就算伊土和再狂妄也知道以自己二百余人挡不住井门关数千名将士的围攻,高举马刀正要下令撤走,手在空中停住,伊土和突然如同枭叫般地狂笑起来,他看到从井门关出城的不是大队人马,只有二十来骑。这点人,自己手下一轮冲击便能将他们杀光。
身为将领,伊土和知道胆子要大心要细,仔细观察了一会井门关出来的郑骑,伊土和从郑骑身上的盔甲、马匹奔行的节奏得出结论,这些郑骑兵虽然数量不多,却都是精兵。
霍加(老师)曾经说过,纵马飞奔时要小心地上的砾石,估算了一下距离,伊土和下令道:“收队,后撤半里列阵”,
戎弥国的马贼如同流水般向后退去,朴天豪大口地喘着气,用衣袖胡乱地抹了一把脸上的汗珠,身边的兄弟近半带了伤,再有一刻钟自己这些人就要丧身在贼兵手中。
回望身后里许处,一小队郑骑正如箭头般地射向正在整队的马贼。马蹄声齐而不散,明光铠熠熠生辉,红缨头盔下一张年轻的脸庞,朴天豪心中暗叹,可惜了。
细鳞甲,六品校尉以上才有装备,朴天豪衣服内便穿着细鳞甲,为了这副细鳞甲他托了无数人情,花了二百两银子才买到,还是件旧物,即使如此,朴天豪还是爱若珍宝,每次出行都要贴身穿着,而这副细鳞甲曾替他挡过数次刀箭。这个年轻人身后的随从都穿戴着细鳞甲,所以,在朴天豪认为这个年轻人八成是将门子弟,而且是数代人以上的将门才能积攒下这么多的细鳞甲,大方到每个亲卫都身穿一件。
这种从未经历过战场的雏儿,急于建功立业,以为战场上的马贼也会像家族的护卫们纷纷败在他的枪下,长枪所向众人披靡,像祖先那样建立起传世的功勋,所以才会冒然出对,以二十来骑迎战戎弥国的二百多名精锐骑兵。
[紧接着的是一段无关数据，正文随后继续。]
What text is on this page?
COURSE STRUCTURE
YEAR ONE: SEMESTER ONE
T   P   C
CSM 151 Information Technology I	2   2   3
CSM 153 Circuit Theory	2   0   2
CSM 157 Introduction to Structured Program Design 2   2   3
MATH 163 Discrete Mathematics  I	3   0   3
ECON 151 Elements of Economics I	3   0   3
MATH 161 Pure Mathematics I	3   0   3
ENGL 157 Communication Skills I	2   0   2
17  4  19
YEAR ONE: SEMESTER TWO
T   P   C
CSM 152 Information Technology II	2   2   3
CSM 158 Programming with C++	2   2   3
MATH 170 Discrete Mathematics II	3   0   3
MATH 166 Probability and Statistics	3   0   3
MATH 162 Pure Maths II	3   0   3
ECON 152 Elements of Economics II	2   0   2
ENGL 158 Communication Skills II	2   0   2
无论怎么说,这伙人还是危难的时候救了自己,朴天豪嘴角露出苦笑,对着身边的弟兄道:“兄弟们,抓紧休息,瞅准机会咱们助他们一臂之力。”滴水之恩,当以涌泉相报,救命之恩,便以命相还罢了。
伊土和所率的戎弥骑兵已经集结成五个方阵,横亘在江安义冲突的道路之前。伊土和狞笑地看着越来越近的江安义,高声吩咐道:“第三列随我正面迎击,二、四列侧应,一、五列包抄,务必把这队郑骑尽数留下。”
同朴天豪的看法相同,伊土和也认定江安义是大郑权贵家的子弟,这样的蠢货他曾经遇上过,家中卧房内还摆放一把缠金绕银、鞘上镶嵌宝石的宝剑,那是他随大军冲进积云关遇到一个同样年轻的郑将,挥舞着宝剑向自己砍来,自己避开他砍来的宝剑,马刀轻轻一送,便将他变成了两断,他随身所带的宝剑成为了自己的收藏品。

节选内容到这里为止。